Ascoltando queste sette «Canzoni» non sono riuscito a trovare le ragioni che possono averle fatte designare al primo loro apparire come musica «futurista». Ad esse bisogna riconoscere un merito, che è nell'idea di aver voluto presentare in sette brevi momenti scenici sette momenti drammatici, romanticamente contrastanti l'uno con l'altro, e poggiati ognuno su un altro contrasto, dirò così interno, di carattere romantico anche questo: la serenata e la morte; l'indifferenza del campanaro e la furia dell'incendio; il carro dei penitenti e la compagnia delle maschere.
E gli appunti che si possono muovere alla concezione e alla musica di Malipiero sono precisamente opposti a ogni «accusa» di futurismo. Per ciò che riguarda le azioni sceniche, oltre ai lunghi e agghiaccianti silenzii di troppe figure sceniche, l'avere dato ufficio e valore di «sintesi» a quelli che non sono se non «frammenti»; per ciò che riguarda la musica, l'essersi servito anche troppo - per intonare ed ambientare canzoni tratte quasi completamente dai secoli d'oro della nostra letteratura, di modi che appartengono più alle varie esperienze moderniste straniere (e perciò eminentemente passatiste, per l'effimero della loro vita) che al vero «futurismo» italiano, il quale vanta musiche come quelle di... Monteverdi, Pergolesi, Rossini, vive e freschissime dopo centinaia d'anni.

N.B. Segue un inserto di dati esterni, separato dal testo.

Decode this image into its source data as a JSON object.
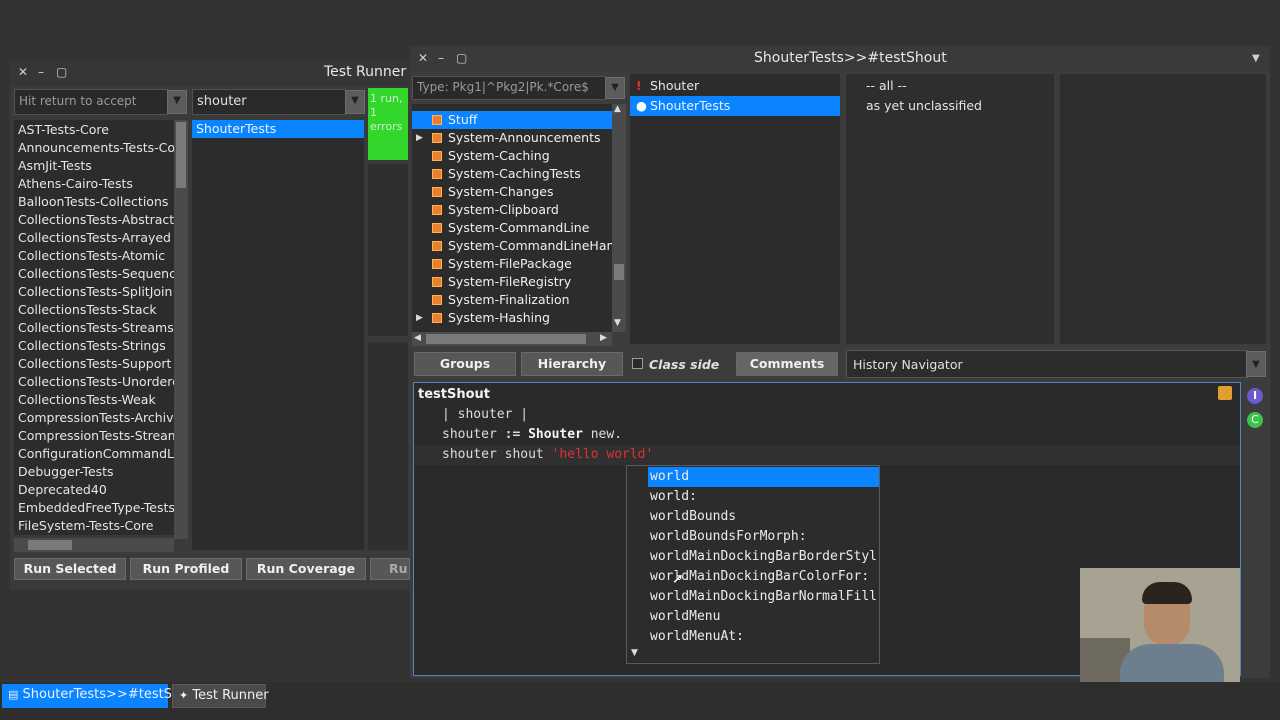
{
  "test_runner": {
    "title": "Test Runner",
    "package_filter": {
      "placeholder": "Hit return to accept"
    },
    "class_filter": {
      "value": "shouter"
    },
    "packages": [
      "AST-Tests-Core",
      "Announcements-Tests-Core",
      "AsmJit-Tests",
      "Athens-Cairo-Tests",
      "BalloonTests-Collections",
      "CollectionsTests-Abstract",
      "CollectionsTests-Arrayed",
      "CollectionsTests-Atomic",
      "CollectionsTests-Sequencea",
      "CollectionsTests-SplitJoin",
      "CollectionsTests-Stack",
      "CollectionsTests-Streams",
      "CollectionsTests-Strings",
      "CollectionsTests-Support",
      "CollectionsTests-Unordered",
      "CollectionsTests-Weak",
      "CompressionTests-Archive",
      "CompressionTests-Streams",
      "ConfigurationCommandLine",
      "Debugger-Tests",
      "Deprecated40",
      "EmbeddedFreeType-Tests",
      "FileSystem-Tests-Core"
    ],
    "classes": [
      "ShouterTests"
    ],
    "status_text": "1 run, 1 errors",
    "buttons": {
      "run_selected": "Run Selected",
      "run_profiled": "Run Profiled",
      "run_coverage": "Run Coverage",
      "run_failures": "Ru"
    }
  },
  "browser": {
    "title": "ShouterTests>>#testShout",
    "package_filter": {
      "placeholder": "Type: Pkg1|^Pkg2|Pk.*Core$"
    },
    "packages": [
      {
        "name": "Stuff",
        "selected": true,
        "expandable": false
      },
      {
        "name": "System-Announcements",
        "selected": false,
        "expandable": true
      },
      {
        "name": "System-Caching",
        "selected": false,
        "expandable": false
      },
      {
        "name": "System-CachingTests",
        "selected": false,
        "expandable": false
      },
      {
        "name": "System-Changes",
        "selected": false,
        "expandable": false
      },
      {
        "name": "System-Clipboard",
        "selected": false,
        "expandable": false
      },
      {
        "name": "System-CommandLine",
        "selected": false,
        "expandable": false
      },
      {
        "name": "System-CommandLineHandl",
        "selected": false,
        "expandable": false
      },
      {
        "name": "System-FilePackage",
        "selected": false,
        "expandable": false
      },
      {
        "name": "System-FileRegistry",
        "selected": false,
        "expandable": false
      },
      {
        "name": "System-Finalization",
        "selected": false,
        "expandable": false
      },
      {
        "name": "System-Hashing",
        "selected": false,
        "expandable": true
      }
    ],
    "classes": [
      {
        "name": "Shouter",
        "icon": "!",
        "selected": false
      },
      {
        "name": "ShouterTests",
        "icon": "●",
        "selected": true
      }
    ],
    "protocols": [
      "-- all --",
      "as yet unclassified"
    ],
    "buttons": {
      "groups": "Groups",
      "hierarchy": "Hierarchy",
      "class_side": "Class side",
      "comments": "Comments"
    },
    "history_navigator": "History Navigator",
    "code": {
      "method_name": "testShout",
      "line2": "| shouter |",
      "line3_var": "shouter",
      "line3_op": ":=",
      "line3_class": "Shouter",
      "line3_msg": "new.",
      "line4_recv": "shouter",
      "line4_msg": "shout",
      "line4_string": "'hello world'"
    },
    "completions": [
      "world",
      "world:",
      "worldBounds",
      "worldBoundsForMorph:",
      "worldMainDockingBarBorderStyl",
      "worldMainDockingBarColorFor:",
      "worldMainDockingBarNormalFill",
      "worldMenu",
      "worldMenuAt:"
    ]
  },
  "taskbar": {
    "items": [
      {
        "label": "ShouterTests>>#testShout",
        "active": true
      },
      {
        "label": "Test Runner",
        "active": false
      }
    ]
  },
  "colors": {
    "accent": "#0a84ff",
    "status_error": "#33d62a",
    "package_icon": "#e8812a",
    "string_literal": "#e03030"
  }
}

Delle sette «canzoni», ben riuscite, e rispondenti nell'effetto raggiunto alle intenzioni dell'autore, mi sono sembrate la terza (Il Ritorno), la quarta (L'ubriaco) e la settima (L'alba delle Ceneri). In queste appunto i contrasti sono efficacemente espressi e la musica presenta forme più precise e aderenti alle atmosfere dei vari quadri.
Manchevole in più di un punto mi è sembrata l'orchestrazione di queste Sette canzoni, sia per qualità di impasti che per equilibrio.
Interpreti scenici: M. Bugg, R. Bello, G. Doria, L. Ponzio, L. Secco, A. Wesselowsky. Direttore d'orchestra: V. Gui.